Mais surtout, le fait de limiter, en Suisse, la législation
antiraciste à la répression pénale conduit
à surestimer celle-ci, confortant la campagne menée
contre de prétendues atteintes à la liberté
d’expression. Ce d’autant qu’en réalité
l’efficacité, en terme d’application, de la
disposition pénale est très modeste. La majorité
des dénonciations qui sont faites sur cette base ne sont pas
sanctionnées et les plaignant-e-s peuvent même être
accusés de calomnie ou de diffamation. La propagande
mensongère de l’UDC trouve de ce fait un terrain fertile:
ce parti xénophobe fait appel à la
«responsabilité individuelle et à la
maturité des citoyens contre un flot de réglementation
», soit contre une norme pénale qui serait «un corps
étranger dans le droit suisse», toujours selon son
secrétaire général… Combattre à la
fois le racisme et la politique migratoire Pour sortir de cette impasse
et mener une action de fond contre le racisme, il est indispensable de
mettre en cause le droit des étrangers et la politique
migratoire de la Suisse, fondamentalement discriminatoires, dont la
mise en oeuvre constitue le terreau idéal pour tous les
préjugés.
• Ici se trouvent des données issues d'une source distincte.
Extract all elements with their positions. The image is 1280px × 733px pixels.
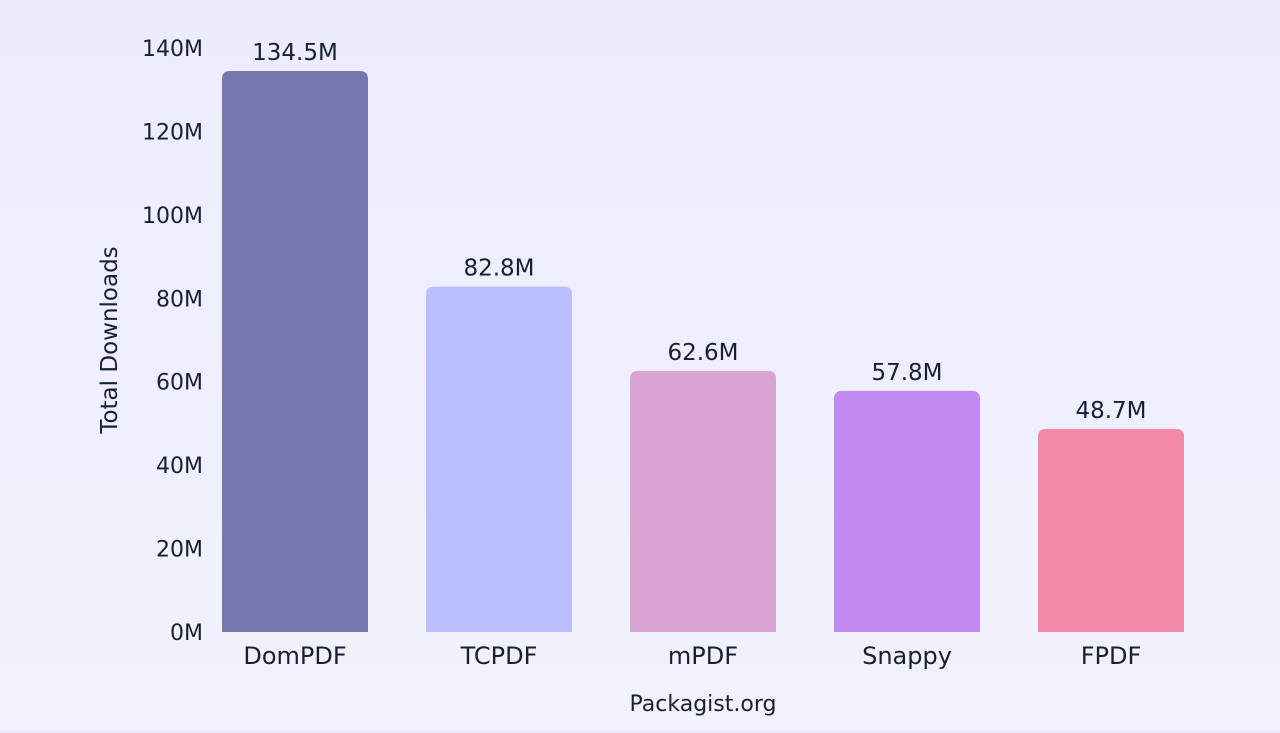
bar-value-label: 134.5M <box>252 40 338 66</box>
bar-fpdf <box>1038 429 1184 632</box>
value-labels: 134.5M 82.8M 62.6M 57.8M 48.7M <box>252 40 1146 424</box>
bar-value-label: 82.8M <box>463 256 534 282</box>
y-tick-label: 100M <box>142 204 203 229</box>
y-tick-label: 20M <box>156 538 203 563</box>
y-tick-label: 0M <box>170 621 203 646</box>
x-tick-label: Snappy <box>862 642 952 670</box>
y-tick-label: 120M <box>142 120 203 145</box>
x-tick-label: mPDF <box>668 642 738 670</box>
x-tick-label: FPDF <box>1081 642 1142 670</box>
y-tick-label: 40M <box>156 454 203 479</box>
bar-value-label: 62.6M <box>667 340 738 366</box>
bar-snappy <box>834 391 980 632</box>
bar-dompdf <box>222 71 368 632</box>
y-tick-label: 80M <box>156 287 203 312</box>
bar-tcpdf <box>426 287 572 632</box>
y-axis-title: Total Downloads <box>97 246 123 434</box>
y-tick-label: 60M <box>156 371 203 396</box>
x-axis-title: Packagist.org <box>630 692 777 717</box>
bar-value-label: 48.7M <box>1075 398 1146 424</box>
y-tick-label: 140M <box>142 37 203 62</box>
y-axis-ticks: 0M 20M 40M 60M 80M 100M 120M 140M <box>142 37 203 646</box>
bar-value-label: 57.8M <box>871 360 942 386</box>
x-tick-label: TCPDF <box>460 642 538 670</box>
x-tick-label: DomPDF <box>243 642 346 670</box>
x-axis-ticks: DomPDF TCPDF mPDF Snappy FPDF <box>243 642 1141 670</box>
bar-mpdf <box>630 371 776 632</box>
Rendre quasi impossible le séjour
légal de ressortissant-e-s d’Etat non membre de
l’Union européenne signifie en effet une forme de
reconnaissance officielle de la supériorité de
«l’homme blanc», qui serait seul à
mériter le droit de vivre et travailler dans ce pays! De ce
point de vue le garagiste de Bex n’est qu’un lampiste, dont
les insultes, totalement inacceptables à l’égard
des Noirs, ne sont que le prolongement de la politique menée par
les autorités, la mise en scène d’une
délinquance ethnique orchestrée par le conseiller
fédéral Blocher ou le conseiller d’Etat
vaudoisMermoud. Ce n’est pas essentiellement devant les tribunaux
qu’il est nécessaire de s’y confronter, mais dans la
société, pour reconstituer les solidarités
indispensables pour vivre ensemble, en reconnaissant dans les faits
l’égalité des droits pour toutes et tous, quelle
que soit la couleur de sa peau ou de son passeport.